The Georgia Department of Public Health has distributed its initial allotment of the drug remdesivir to eight hospitals with the most COVID-19 patients on ventilators.
DPH received from the federal government 30 cases, with 40 vials of the drug per case -- enough to treat about 110 patients, depending on the duration of an individual’s treatment.
Officials surveyed hospitals over the weekend to determine where to send a second, larger allotment next week.
As of Sunday morning, Floyd County had a total of 180 confirmed cases -- no change from Saturday night. The number of residents who have died from the disease remained at 13. Overall, 43 people have been hospitalized since the DPH began tracking the spread.
Remdesivir is an antiviral medicine being used to treat hospitalized patients with serious symptoms caused by COVID-19 like low oxygen levels or pneumonia.
It has been found to shorten the duration of disease in patients being treated in inpatient hospital settings. Remdesivir is given intravenously and decreases the amount of coronavirus in the body, helping patients recover faster.
The distribution plan for remdesivir in Georgia was developed by DPH leadership, including district health directors and emergency preparedness staff, in accordance with Food and Drug Administration guidelines for its use. It is based on the number of patients on ventilators, the most severely ill, and clinical best practices.
Georgia hospitals receiving remdesivir reported 10 or more COVID-19 positive patients on ventilators, in addition to patients currently being treated with extracorporeal membrane oxygenation, a machine that takes over the work of the heart and lungs.
These criteria are subject to change based on the availability of remdesivir and the development of patient care at hospital facilities across the state.
The following hospitals are receiving remdesivir; Tift Regional Medical Center, Northeast Georgia Medical Center, Wellstar Kennestone Hospital, Phoebe Putney Memorial Hospital, Grady Health System, Emory University Hospital, Emory University Hospital Midtown, and Augusta University Medical Center.
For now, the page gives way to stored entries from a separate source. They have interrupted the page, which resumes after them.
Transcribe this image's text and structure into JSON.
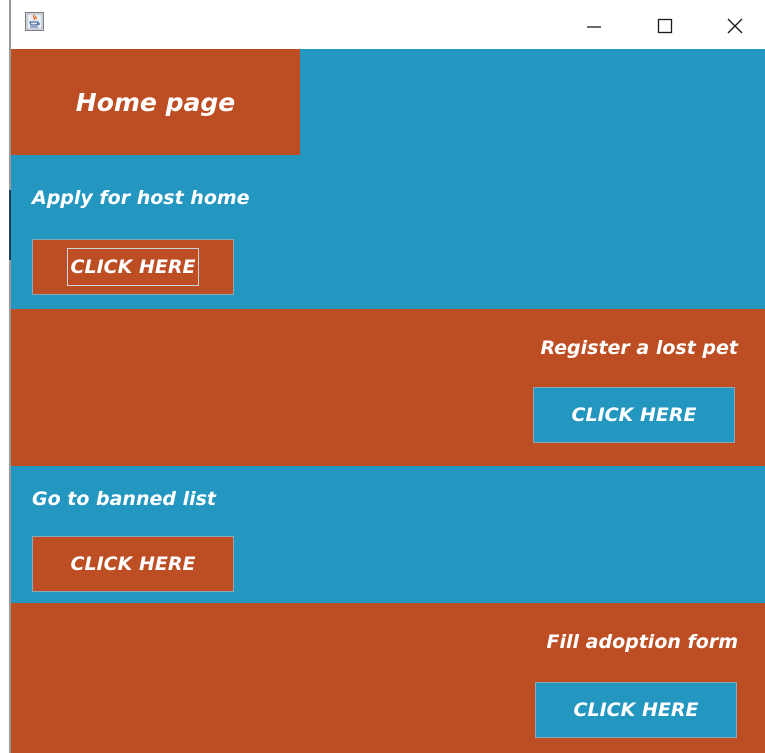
{
  "window": {
    "icons": {
      "app": "java-app-icon",
      "minimize": "minimize-icon",
      "maximize": "maximize-icon",
      "close": "close-icon"
    }
  },
  "header": {
    "title": "Home page"
  },
  "sections": [
    {
      "label": "Apply for host home",
      "button": "CLICK HERE",
      "focused": true
    },
    {
      "label": "Register a lost pet",
      "button": "CLICK HERE"
    },
    {
      "label": "Go to banned list",
      "button": "CLICK HERE"
    },
    {
      "label": "Fill adoption form",
      "button": "CLICK HERE"
    }
  ],
  "colors": {
    "blue": "#2497c0",
    "orange": "#bd4e24",
    "text": "#ffffff"
  }
}
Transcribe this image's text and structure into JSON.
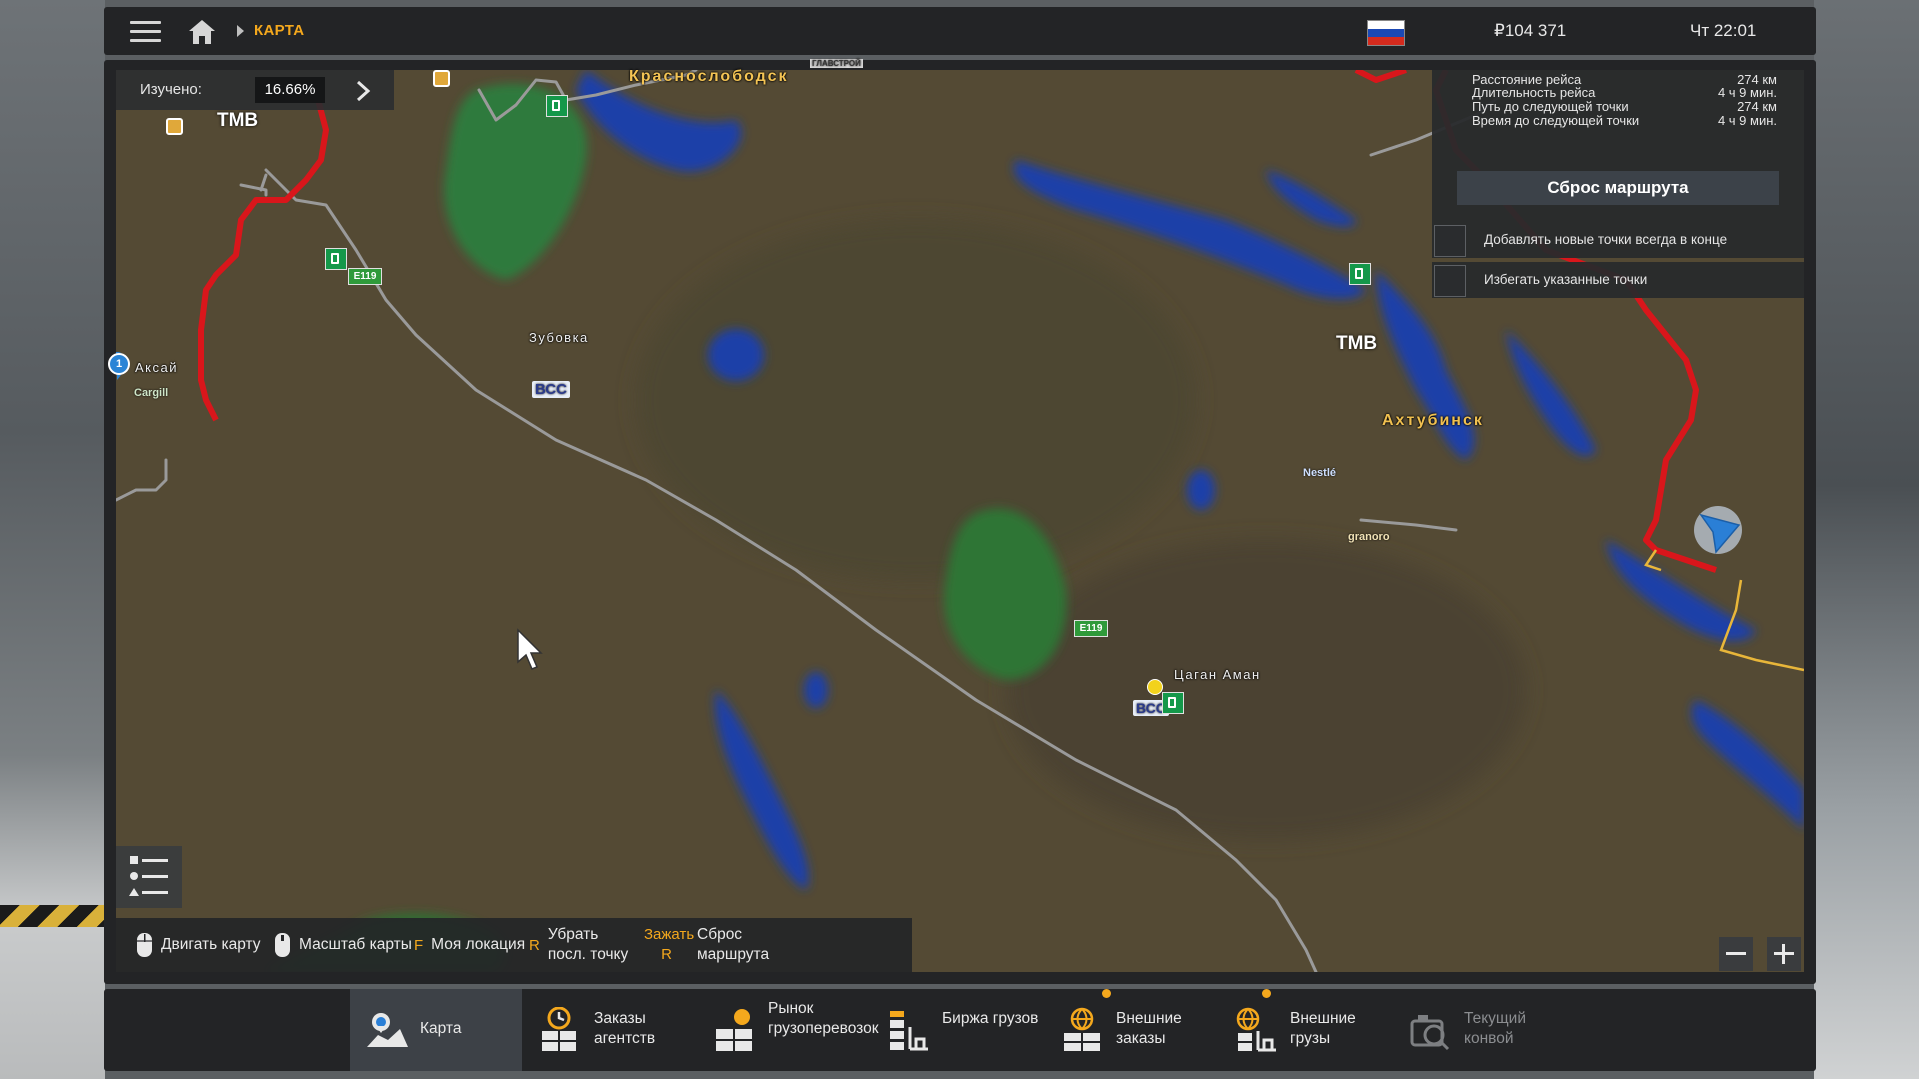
{
  "topbar": {
    "breadcrumb": "КАРТА",
    "money": "₽104 371",
    "clock": "Чт 22:01",
    "icons": [
      "menu-icon",
      "home-icon",
      "russia-flag-icon"
    ]
  },
  "explored": {
    "label": "Изучено:",
    "value": "16.66%"
  },
  "route": {
    "rows": [
      {
        "key": "Расстояние рейса",
        "value": "274 км"
      },
      {
        "key": "Длительность рейса",
        "value": "4 ч 9 мин."
      },
      {
        "key": "Путь до следующей точки",
        "value": "274 км"
      },
      {
        "key": "Время до следующей точки",
        "value": "4 ч 9 мин."
      }
    ],
    "reset_label": "Сброс маршрута",
    "options": [
      {
        "label": "Добавлять новые точки всегда в конце",
        "checked": false
      },
      {
        "label": "Избегать указанные точки",
        "checked": false
      }
    ]
  },
  "map": {
    "cities": {
      "krasnoslobodsk": "Краснослободск",
      "akhtubinsk": "Ахтубинск",
      "aksai": "Аксай",
      "zubovka": "Зубовка",
      "tsagan_aman": "Цаган Аман"
    },
    "brands": {
      "tmb": "TMB",
      "vss": "ВСС",
      "cargill": "Cargill",
      "nestle": "Nestlé",
      "granoro": "granoro",
      "glavstroy": "ГЛАВСТРОЙ"
    },
    "road": "E119",
    "marker_number": "1",
    "colors": {
      "route": "#d9161b",
      "road": "#9a9a9a",
      "water": "#1e3fa8",
      "forest": "#2f7a3c",
      "accent": "#f4a81d"
    }
  },
  "hints": [
    {
      "key": "",
      "label": "Двигать карту",
      "icon": "mouse-icon"
    },
    {
      "key": "",
      "label": "Масштаб карты",
      "icon": "mouse-scroll-icon"
    },
    {
      "key": "F",
      "label": "Моя локация"
    },
    {
      "key": "R",
      "label": "Убрать посл. точку"
    },
    {
      "key": "Зажать R",
      "label": "Сброс маршрута"
    }
  ],
  "nav": [
    {
      "label": "Карта",
      "icon": "map-icon",
      "active": true
    },
    {
      "label": "Заказы агентств",
      "icon": "agency-orders-icon"
    },
    {
      "label": "Рынок грузоперевозок",
      "icon": "freight-market-icon"
    },
    {
      "label": "Биржа грузов",
      "icon": "cargo-exchange-icon"
    },
    {
      "label": "Внешние заказы",
      "icon": "external-orders-icon",
      "notification": true
    },
    {
      "label": "Внешние грузы",
      "icon": "external-cargo-icon",
      "notification": true
    },
    {
      "label": "Текущий конвой",
      "icon": "convoy-icon",
      "disabled": true
    }
  ]
}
“DPH is pleased to have the opportunity to share this promising treatment with hospitals on the front lines in the fight against COVID-19,” said Dr. Kathleen E. Toomey, DPH commissioner. “While this drug is not a cure for COVID-19, getting it into the hospitals and improving patient outcomes is moving in the right direction.”
DPH is surveying hospitals statewide over the weekend to determine need. The second allotment will be distributed next week.
Gilead Sciences, Inc. committed to supplying approximately 607,000 vials of the experimental drug over the next six weeks to treat an estimated 78,000 hospitalized COVID-19 patients under an emergency use agreement.
The donation to the United States is part of 1.5 million vials of remdesivir the company is donating worldwide.
Remdesivir has not been approved by the FDA for widespread use because it is considered investigational and it is still being studied.
Remdesivir was originally developed for use against Ebola. Clinical trials for remdesivir were done in Georgia at Emory University Hospital.